L’open-data, avantages et inconvénients (en Grande-Bretagne)

Fluvastatine

Inutile de préciser que ce billet ne concerne pas la France puisque l’open data des données médicales ne semble pas être à l’ordre du jour dans l’Hexagone, probablement en raison de l’opposition de l’ordre des médecins, fâcheuse réminiscence des sombres heures fachisto-communistes du régime de Vichy, bref, je ne veux pas lasser mes lecteurs sur ce sujet. Il s’agit de la Grande-Bretagne avec son institution NICE, acronyme d’un organisme étatique (il y en a aussi en GB) qu’on désignerait en France sous le nom d’Institut Nationale de l’Excellence des Soins de Santé. NICE a pour but de faire parvenir électroniquement des directives au corps médical pour la prévention ou le traitement de telle ou telle pathologie et ces directives sont mises à jour périodiquement, environ tous les 5 ans. Le dernier projet de directive concerne le cholestérol ou pour être plus précis la version intermédiaire du document qui est libre d’accès et peut à tout moment être modifié avant sa version définitive qui tiendra compte des remarques et commentaires du corps médical. Il s’agit des thérapies de modification des lipides pour la prévention des accidents cardiovasculaires. Vous avez bien lu comme moi et il n’est pas difficile de comprendre qu’il s’agit de l’usage raisonné des statines.

J’ai disserté à plusieurs reprises dans mon blog des statines et il est facile de retrouver tous les billets sur ce sujet en entrant statine dans la fenêtre « recherche ». Je ne reparlerai pas ici de ce que je pense de ces médicaments mais de la démarche de NICE qui est exemplaire de ce que l’on peut et ne pas faire avec l’open-data médical. Le gouvernement anglais par le truchement de NICE s’attaque aux dépenses de santé moins élevées qu’en France mais la chasse aux économies est mieux organisée outre-Manche et la prévention permet de réaliser des économies substantielles. Pour les maladies cardiovasculaires, troisième cause de mortalité en GB, il n’y a qu’à prescrire des statines et éventuellement donner des conseils pour améliorer un peu son style de vie, moins manger, moins fumer et picoler, faire un peu d’exercice et manger cinq fruits et cinq légumes par jour, la litanie habituelle.

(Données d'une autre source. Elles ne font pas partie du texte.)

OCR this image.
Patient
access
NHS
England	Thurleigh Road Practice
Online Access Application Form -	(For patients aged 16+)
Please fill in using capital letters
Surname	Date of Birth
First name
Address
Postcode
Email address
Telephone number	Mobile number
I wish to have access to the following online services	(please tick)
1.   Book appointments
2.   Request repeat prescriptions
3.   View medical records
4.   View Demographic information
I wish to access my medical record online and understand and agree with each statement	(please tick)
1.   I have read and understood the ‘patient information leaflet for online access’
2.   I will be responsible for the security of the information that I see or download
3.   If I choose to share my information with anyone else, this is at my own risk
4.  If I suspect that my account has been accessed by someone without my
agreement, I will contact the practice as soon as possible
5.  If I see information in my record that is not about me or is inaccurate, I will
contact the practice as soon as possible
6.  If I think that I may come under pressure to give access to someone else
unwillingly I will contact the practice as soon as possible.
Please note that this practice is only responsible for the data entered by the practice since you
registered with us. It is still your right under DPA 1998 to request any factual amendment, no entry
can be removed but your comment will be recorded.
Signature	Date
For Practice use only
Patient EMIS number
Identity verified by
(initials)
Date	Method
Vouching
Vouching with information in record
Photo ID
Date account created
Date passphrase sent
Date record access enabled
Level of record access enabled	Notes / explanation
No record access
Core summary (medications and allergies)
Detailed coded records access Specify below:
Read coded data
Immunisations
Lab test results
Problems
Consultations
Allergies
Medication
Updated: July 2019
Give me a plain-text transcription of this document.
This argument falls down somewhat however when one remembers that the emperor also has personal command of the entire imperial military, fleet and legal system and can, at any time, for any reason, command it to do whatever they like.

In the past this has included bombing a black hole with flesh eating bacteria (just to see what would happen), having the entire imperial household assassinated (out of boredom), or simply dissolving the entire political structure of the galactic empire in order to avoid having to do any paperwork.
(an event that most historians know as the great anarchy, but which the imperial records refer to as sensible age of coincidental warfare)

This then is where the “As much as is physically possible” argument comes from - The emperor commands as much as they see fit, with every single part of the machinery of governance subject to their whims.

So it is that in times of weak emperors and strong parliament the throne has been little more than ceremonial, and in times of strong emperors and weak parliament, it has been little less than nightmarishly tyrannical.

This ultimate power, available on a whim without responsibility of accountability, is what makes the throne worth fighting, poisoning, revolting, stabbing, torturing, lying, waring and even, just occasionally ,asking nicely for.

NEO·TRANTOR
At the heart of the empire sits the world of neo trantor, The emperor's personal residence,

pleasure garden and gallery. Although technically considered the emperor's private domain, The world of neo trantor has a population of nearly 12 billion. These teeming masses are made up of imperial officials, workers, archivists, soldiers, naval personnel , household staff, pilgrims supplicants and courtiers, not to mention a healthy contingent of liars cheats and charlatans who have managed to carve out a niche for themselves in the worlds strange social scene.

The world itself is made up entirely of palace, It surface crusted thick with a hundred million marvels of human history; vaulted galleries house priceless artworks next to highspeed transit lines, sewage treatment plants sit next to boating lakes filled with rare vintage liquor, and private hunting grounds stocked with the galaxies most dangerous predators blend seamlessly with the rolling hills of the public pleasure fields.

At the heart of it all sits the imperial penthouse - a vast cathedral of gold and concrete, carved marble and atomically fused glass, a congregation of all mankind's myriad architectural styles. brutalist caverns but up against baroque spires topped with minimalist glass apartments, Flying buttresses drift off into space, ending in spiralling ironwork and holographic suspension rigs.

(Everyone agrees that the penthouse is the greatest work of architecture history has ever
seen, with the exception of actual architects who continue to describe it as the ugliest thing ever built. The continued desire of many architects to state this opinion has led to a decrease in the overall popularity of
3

Pour les statines, en terme d’économies c’est bingo selon NICE qui se base sur une définition obscure du facteur de risque d’apparition de maladies cardiovasculaires directement issu du taux officiellement admissible du « mauvais » cholestérol circulant dosé à jeun ou pas, ça n’a pas d’importance, mais si, c’est écrit en toutes lettres dans le rapport : Lipid Modification(update) : NICE guideline DRAFT – Feb 2014. Jusqu’à la lecture de ce rapport je croyais que les analyses des lipides sanguins étaient faites sur un prélèvement à jeun mais je me trompe peut-être. Aucune indication claire sur ce facteur de risque mais NICE a décidé d’abaisser ce facteur de 20 à 10 % tant pis si des statines seront prescrites à des personnes en parfaite santé (jusqu’à 80 mg par jour), le système étatique de santé anglais ne pourra que mieux s’en porter, pas vraiment les patients mais c’est un autre problème qui ne concerne pas le ministre de la santé. Les laboratoires pharmaceutiques n’ayant jamais rendu publiques leurs résultats l’open-data a tout de même fait ressortir finalement des effets secondaires plus ou moins gênants comme des douleurs musculaires et des myopathies handicapantes, des pertes de mémoire, l’apparition de diabète de type 2 ou encore des troubles de l’érection chez l’homme. Peu importe puisque le but de ces recommandations est de réaliser des économies et de grossir par la même occasion les profits des laboratoires pharmaceutiques. Sans vouloir critiquer cet organisme (NICE) on s’aperçoit tout de même qu’il préconise l’usage des statines suivantes : Pravastatine (Bristol-Myers-Squibb – 1,3 Milliard de dollars), Simvastatine (Merck, deuxième statine la plus vendue dans le monde, pas de données économiques), Atorvastatine (Pfizer 12,5 milliards engrangés depuis son AMM, première statine vendue dans le monde) ou encore Rosuvastatine (Astra-Zeneca, 2,6 milliards rien qu’en 2013), bravo NICE, c’est du bon travail !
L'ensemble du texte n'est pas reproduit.